Un virus H5N1 vu au miscroscope. Les premières victimes humaines de ce virus hautement pathogène ont été recensées en 1997, après un contact direct avec des volatiles infectés. |
La crainte de voir des scientifiques mettre au point un virus susceptible de décimer des populations entières est récurrente. La dernière manifestation en date concerne un virus dérivé du H5N1 responsable de la grippe aviaire. Créé en toute légalité par des chercheurs de Rotterdam aux Pays-Bas, ce nouveau virus est redoutable. Comme la souche H5N1 hautement pathogène dont il est issu, il pourrait tuer près de la moitié des personnes infectées. Le H5N1 qui circule actuellement touche essentiellement des oiseaux et rarement les humains, qui ne peuvent pour l'instant se le transmettre entre eux. Mais Ron Fouchier et son équipe sont parvenus à modifier le génome du virus connu pour le rendre transmissible d'homme à homme par simple proximité avec un malade. L'expérience a été conduite sur des furets, les animaux qui reproduisent le plus précisément la réaction de l'organisme humain face à la grippe.

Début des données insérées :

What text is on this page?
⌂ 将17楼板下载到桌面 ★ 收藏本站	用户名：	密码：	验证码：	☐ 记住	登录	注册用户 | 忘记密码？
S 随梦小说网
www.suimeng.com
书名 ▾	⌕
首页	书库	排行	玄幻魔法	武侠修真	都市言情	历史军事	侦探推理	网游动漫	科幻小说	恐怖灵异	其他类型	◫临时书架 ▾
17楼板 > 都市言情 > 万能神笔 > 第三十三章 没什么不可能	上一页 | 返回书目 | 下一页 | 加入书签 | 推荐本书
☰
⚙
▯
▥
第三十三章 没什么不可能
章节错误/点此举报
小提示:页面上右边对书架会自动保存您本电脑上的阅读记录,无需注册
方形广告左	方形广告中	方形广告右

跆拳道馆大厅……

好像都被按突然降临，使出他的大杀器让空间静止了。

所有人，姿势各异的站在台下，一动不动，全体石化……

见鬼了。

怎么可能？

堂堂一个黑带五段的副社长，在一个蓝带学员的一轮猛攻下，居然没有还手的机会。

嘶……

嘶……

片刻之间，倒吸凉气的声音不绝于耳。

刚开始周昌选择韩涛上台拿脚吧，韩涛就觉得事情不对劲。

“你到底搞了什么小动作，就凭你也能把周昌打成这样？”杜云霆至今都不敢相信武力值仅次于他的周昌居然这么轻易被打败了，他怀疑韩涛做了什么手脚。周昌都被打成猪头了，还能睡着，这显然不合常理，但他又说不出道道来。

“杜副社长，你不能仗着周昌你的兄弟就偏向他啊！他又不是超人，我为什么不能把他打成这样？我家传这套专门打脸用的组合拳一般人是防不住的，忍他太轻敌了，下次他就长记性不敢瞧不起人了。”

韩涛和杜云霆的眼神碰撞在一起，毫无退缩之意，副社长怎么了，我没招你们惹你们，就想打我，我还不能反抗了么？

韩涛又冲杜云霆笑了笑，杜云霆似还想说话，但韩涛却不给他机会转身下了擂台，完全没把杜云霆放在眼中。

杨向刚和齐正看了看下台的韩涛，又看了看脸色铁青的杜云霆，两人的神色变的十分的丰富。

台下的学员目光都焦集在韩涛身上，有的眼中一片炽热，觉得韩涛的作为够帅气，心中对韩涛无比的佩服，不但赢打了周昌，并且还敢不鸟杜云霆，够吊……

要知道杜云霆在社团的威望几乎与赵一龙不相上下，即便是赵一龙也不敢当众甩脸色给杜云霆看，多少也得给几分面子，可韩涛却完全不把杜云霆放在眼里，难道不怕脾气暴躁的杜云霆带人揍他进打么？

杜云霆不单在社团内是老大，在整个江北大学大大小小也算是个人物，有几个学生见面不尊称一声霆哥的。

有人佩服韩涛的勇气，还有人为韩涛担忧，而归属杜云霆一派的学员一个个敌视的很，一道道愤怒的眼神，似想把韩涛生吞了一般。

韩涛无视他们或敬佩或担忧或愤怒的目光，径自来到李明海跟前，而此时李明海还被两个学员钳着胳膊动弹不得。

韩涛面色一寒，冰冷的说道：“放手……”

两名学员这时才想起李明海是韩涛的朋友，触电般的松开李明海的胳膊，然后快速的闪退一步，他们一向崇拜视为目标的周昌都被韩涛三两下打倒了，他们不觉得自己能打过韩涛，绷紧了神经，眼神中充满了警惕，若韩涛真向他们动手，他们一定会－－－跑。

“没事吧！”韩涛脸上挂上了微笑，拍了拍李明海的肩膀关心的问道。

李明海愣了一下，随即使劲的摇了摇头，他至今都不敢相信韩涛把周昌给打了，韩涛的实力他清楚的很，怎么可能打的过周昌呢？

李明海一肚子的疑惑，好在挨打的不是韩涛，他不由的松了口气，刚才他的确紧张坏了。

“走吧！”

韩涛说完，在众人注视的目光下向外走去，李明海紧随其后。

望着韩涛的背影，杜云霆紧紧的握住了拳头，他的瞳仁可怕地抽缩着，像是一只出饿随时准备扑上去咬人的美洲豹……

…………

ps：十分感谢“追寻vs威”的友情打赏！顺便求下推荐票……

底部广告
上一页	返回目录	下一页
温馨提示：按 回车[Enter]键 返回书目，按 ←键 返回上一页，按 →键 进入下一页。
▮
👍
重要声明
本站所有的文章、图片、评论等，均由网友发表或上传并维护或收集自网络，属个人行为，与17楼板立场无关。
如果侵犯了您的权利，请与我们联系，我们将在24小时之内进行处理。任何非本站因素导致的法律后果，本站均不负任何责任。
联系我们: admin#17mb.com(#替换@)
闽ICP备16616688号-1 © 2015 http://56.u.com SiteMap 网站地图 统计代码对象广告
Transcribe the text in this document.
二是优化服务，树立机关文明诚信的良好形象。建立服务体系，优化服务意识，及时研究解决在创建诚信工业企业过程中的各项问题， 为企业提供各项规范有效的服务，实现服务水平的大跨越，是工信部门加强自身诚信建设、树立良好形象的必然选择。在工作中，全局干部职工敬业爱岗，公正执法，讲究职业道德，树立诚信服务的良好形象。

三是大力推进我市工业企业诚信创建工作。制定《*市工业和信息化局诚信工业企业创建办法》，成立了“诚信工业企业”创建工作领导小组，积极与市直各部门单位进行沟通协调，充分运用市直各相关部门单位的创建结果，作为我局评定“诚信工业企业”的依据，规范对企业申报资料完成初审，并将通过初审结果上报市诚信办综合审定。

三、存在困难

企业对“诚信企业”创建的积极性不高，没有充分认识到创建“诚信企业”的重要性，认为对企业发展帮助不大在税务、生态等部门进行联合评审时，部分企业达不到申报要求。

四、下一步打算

Présentée en septembre à Malte lors d'une conférence, cette étude a été soumise à la prestigieuse revue scientifique Science pour publication. Mais l'avis du NSABB américain, un comité scientifique consultatif sur la biosécurité, a été sollicité. Faut-il interdire la diffusion de ce qui ressemble à un mode d'emploi pour créer ce virus extrêmement dangereux, pouvant potentiellement tuer des millions de personnes ? Oui, ont répondu les membres de cette instance, dont l'avis n'est toutefois pas contraignant. «Les bénéfices de cette publication ne surpassent pas le danger que représente le fait de révéler comment reproduire ce virus», a expliqué au New Scientist l'un des membres du NSABB, Thomas Ingelsby, du centre de biosécurité de l'université de Pittsburgh en Pennsylvanie.
«Un des virus les plus dangereux qu'on puisse fabriquer»
Même si Ron Fouchier se refuse à commenter ses résultats tant que le comité de lecture de Science n'aura pas rendu sa décision, on sait depuis sa présentation à Malte comment il est parvenu à ce virus inédit. Ayant échoué à modifier directement le génome de l'organisme, le chercheur de l'Erasmus Medical Center a opté pour une méthode plus longue. Il a inoculé le H5N1 à des furets, qui se sont reproduits sur 10 générations. Au fur et à mesure des naissances, le virus s'est adapté à son nouvel hôte jusqu'à présenter à lui seul 5 mutations génétiques observées jusque là séparément dans la nature. Résultat : le virus était devenu transmissible par voies respiratoires.
De l'aveu de Ron Fouchier, interviewé par le magazine Science Insider, «il s'agit probablement de l'un des virus les plus dangereux que l'on puisse fabriquer».
Pour Thomas Ingelsby du NSABB, le risque réside dans la récupération de cette arme biologique potentielle par des bioterroristes ou des Etats voyous, mais surtout, que sa manipulation par un nombre accru de scientifiques débouche sur sa libération à l'extérieur des milieux sécurisés des laboratoires.
D'autres experts spécialistes de ce genre de virus estiment que le risque est surestimé. «Il est bien plus probable de voir un virus très pathogène de la grippe se développer par mutations spontanées, qu'en résultat de manipulations humaines», a ainsi confié Peter Palese, de la faculté de médecine de Mount Sinai à New York, à Science Insider.
Ron Fouchier a indiqué lors de sa conférence de septembre que son expérience avait reçu l'approbation des autorités sanitaires néerlandaises et l'appui d'experts internationaux avant son lancement, et qu'aucun n'avait suggéré que les résultats ne devraient pas être publiés. Selon lui, le nouveau virus permet de connaître les mutations les plus dangereuses et de les traquer avec plus d'attention lors d'épidémies chez les animaux.
Pour Michael Osterholm, directeur du centre des maladies infectieuses à l'université du Minnesota et membre du NSABB, ces recherches ont le mérite d'alerter sur les risques liés au H5N1, qui n'a fait que peu de victimes humaines jusqu'à présent environ 600 depuisle début en 2003 de l'épidémie touchant les volatiles sauvages et d'élevage. Il estime qu'il devrait être possible de publier l'étude néerlandaise en omettant certains détails clés.